Bertumbuh dan berbuah

30 01 2008
Yang mendengar dan menyambut firman itu lalu berbuah
Pohon mangga berbuah mangga, pohon duren buah nya juga duren. Aneh juga kalau ketemu pohon pepaya berbuah jeruk ? Kita juga sebel kalau bertahun-tahun menanam pohon apel tapi tidak pernah berbuah. Tebang aja lah ganti pohon yang lain.
Buah apa yang diharapkan dari kita, yang telah mendengar firman? kasih, sukacita, damai sejahtera, kesabaran, kemurahan, kebaikan, kesetiaan,
kelemahlembutan, penguasaan diri. Pada akhirnya karakter Kristus lah yang seharusnya berbuah dalam kehidupan kita masing-masing.
Firman diharapkan berakar dalam kehidupan kita, menjadi tumpuan dan menjadi panutan dalam setiap pengambilan keputusan, baik keputusan kecil maupun yang sulit dalam bertahan menghadapi godaan Iblis yang bertubi-tubi.
Firman Tuhan membantu kita mengambil keputusan tepat saat terjadi penindasan dan penganiayaan, membuat kita tahan uji dalam menghadapi tipu daya kekayaan ditengah derasnya hedonisme disekitar kita.
Firman Tuhan mengingatkan kita untuk berkata tidak pada setiap keinginan hati, keangkuhan diri dan keserakahan.
Pertanyaannya mungkin: berapa sering kita membaca dan merenungkan Firman Tuhan agar bisa berakar? Berapa sering kita membahasnya bersama-sama pasangan dan anak-anak kita, agar mereka juga bisa mengambil keputusan yang tepat?
Saya kok berpendapat orang yang bisa menabur firman dengan baik bagi sekelilingnya, justru karena ia telah berbuah baik dalam kehidupannya.
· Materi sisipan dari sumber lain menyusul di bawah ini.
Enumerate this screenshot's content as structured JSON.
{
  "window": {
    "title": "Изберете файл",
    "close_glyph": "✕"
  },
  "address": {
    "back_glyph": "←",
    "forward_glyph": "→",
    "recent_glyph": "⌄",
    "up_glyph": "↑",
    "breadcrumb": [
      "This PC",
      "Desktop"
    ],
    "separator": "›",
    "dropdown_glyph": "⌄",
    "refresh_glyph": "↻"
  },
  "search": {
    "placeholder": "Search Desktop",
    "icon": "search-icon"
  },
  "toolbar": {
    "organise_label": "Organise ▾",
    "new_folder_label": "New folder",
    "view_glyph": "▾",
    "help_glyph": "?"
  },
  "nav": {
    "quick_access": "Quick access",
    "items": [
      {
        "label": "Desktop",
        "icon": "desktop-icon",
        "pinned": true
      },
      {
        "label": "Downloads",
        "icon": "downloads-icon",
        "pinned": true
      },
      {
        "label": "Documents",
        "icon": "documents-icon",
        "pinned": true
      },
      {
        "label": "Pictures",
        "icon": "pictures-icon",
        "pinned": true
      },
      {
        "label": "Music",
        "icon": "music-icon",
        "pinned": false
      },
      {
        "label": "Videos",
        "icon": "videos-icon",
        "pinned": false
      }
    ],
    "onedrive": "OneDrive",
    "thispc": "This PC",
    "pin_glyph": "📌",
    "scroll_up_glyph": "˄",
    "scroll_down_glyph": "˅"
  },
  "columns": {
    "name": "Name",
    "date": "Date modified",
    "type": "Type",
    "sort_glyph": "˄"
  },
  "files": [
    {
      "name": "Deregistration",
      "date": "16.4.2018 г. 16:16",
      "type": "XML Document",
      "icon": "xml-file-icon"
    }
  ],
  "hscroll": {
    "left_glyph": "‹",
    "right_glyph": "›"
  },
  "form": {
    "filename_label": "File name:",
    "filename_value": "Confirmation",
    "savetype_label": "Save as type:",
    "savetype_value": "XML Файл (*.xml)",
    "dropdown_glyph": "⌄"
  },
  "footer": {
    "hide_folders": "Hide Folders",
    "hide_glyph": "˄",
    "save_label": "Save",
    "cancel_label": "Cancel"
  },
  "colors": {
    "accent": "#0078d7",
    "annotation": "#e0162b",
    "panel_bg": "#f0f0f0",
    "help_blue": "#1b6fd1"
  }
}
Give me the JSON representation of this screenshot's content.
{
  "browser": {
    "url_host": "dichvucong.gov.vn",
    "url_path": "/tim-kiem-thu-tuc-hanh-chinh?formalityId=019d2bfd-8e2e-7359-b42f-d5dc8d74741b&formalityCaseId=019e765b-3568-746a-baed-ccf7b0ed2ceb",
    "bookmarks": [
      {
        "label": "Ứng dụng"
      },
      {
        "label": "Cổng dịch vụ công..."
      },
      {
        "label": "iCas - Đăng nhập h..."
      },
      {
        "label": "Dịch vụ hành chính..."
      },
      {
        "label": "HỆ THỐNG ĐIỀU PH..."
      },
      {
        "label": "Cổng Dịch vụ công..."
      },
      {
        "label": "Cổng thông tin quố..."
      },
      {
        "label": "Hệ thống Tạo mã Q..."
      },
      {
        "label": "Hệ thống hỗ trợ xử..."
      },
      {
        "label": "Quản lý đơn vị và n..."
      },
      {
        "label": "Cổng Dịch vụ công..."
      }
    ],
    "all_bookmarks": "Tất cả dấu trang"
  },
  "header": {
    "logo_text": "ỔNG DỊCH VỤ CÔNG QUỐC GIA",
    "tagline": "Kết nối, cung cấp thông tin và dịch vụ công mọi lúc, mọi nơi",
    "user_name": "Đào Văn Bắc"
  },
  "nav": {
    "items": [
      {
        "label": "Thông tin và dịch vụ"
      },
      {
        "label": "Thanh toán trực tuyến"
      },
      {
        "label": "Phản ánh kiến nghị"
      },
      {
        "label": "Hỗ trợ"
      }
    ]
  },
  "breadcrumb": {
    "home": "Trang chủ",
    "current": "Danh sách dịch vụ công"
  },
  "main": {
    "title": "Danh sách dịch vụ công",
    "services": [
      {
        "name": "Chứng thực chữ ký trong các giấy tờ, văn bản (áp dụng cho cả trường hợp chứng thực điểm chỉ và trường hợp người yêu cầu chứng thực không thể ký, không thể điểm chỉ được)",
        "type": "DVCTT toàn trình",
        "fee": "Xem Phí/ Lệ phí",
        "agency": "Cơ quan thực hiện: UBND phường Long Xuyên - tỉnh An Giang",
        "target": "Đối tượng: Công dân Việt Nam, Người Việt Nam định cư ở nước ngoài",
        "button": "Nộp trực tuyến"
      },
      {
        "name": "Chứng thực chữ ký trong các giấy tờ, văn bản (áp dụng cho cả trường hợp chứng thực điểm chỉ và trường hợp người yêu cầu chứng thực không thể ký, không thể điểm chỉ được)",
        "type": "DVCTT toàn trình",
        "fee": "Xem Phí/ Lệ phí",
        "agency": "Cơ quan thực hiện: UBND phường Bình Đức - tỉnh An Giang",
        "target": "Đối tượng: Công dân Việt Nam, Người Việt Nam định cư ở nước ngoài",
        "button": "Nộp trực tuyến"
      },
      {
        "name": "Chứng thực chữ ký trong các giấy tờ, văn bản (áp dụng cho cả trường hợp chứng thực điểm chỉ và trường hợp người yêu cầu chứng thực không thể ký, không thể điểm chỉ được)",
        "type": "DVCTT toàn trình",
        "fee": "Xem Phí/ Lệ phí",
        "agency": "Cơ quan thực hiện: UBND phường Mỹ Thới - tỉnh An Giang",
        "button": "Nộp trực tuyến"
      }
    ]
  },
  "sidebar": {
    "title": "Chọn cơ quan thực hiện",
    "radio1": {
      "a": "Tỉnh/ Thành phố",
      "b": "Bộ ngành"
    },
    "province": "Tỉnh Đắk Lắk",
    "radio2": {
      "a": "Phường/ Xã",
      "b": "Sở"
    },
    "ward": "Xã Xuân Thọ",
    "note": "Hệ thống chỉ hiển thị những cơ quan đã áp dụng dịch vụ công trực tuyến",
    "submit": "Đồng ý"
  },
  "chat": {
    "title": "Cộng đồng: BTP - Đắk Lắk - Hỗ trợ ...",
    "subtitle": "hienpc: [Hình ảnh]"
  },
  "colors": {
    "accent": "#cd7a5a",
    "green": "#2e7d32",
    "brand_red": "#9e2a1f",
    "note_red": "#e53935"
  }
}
Sulit sekali menaburkan benih pepaya yang baik kalau tidak datang dari buah pepaya bangkok yang top. Mangga yang kecil-kecil dan asem, bijinya juga menghasilkan buah yang serupa, asem dan kecil-kecil.
Renungan hari ini mengajak kita untuk terus membaca, mendengarkan dan mengandalkan firman agar dalam menghadapi tiap tantangan kehidupan justru tidak lari dan menghindarinya. Tapi justru memaksa kita mengambil keputusan bijaksana agar berbuah kebajikan dan sekaligus TP Tebar Pesona kiri kanan. Menebarkan kasih, sukacita, damai sejahtera, kesabaran, kemurahan, kebaikan, kesetiaan, kelemahlembutan, penguasaan diri. Paling tidak pasangan dan keluarga kita juga melihat dan mengikuti kebiasaan2 baik yang kita lakukan.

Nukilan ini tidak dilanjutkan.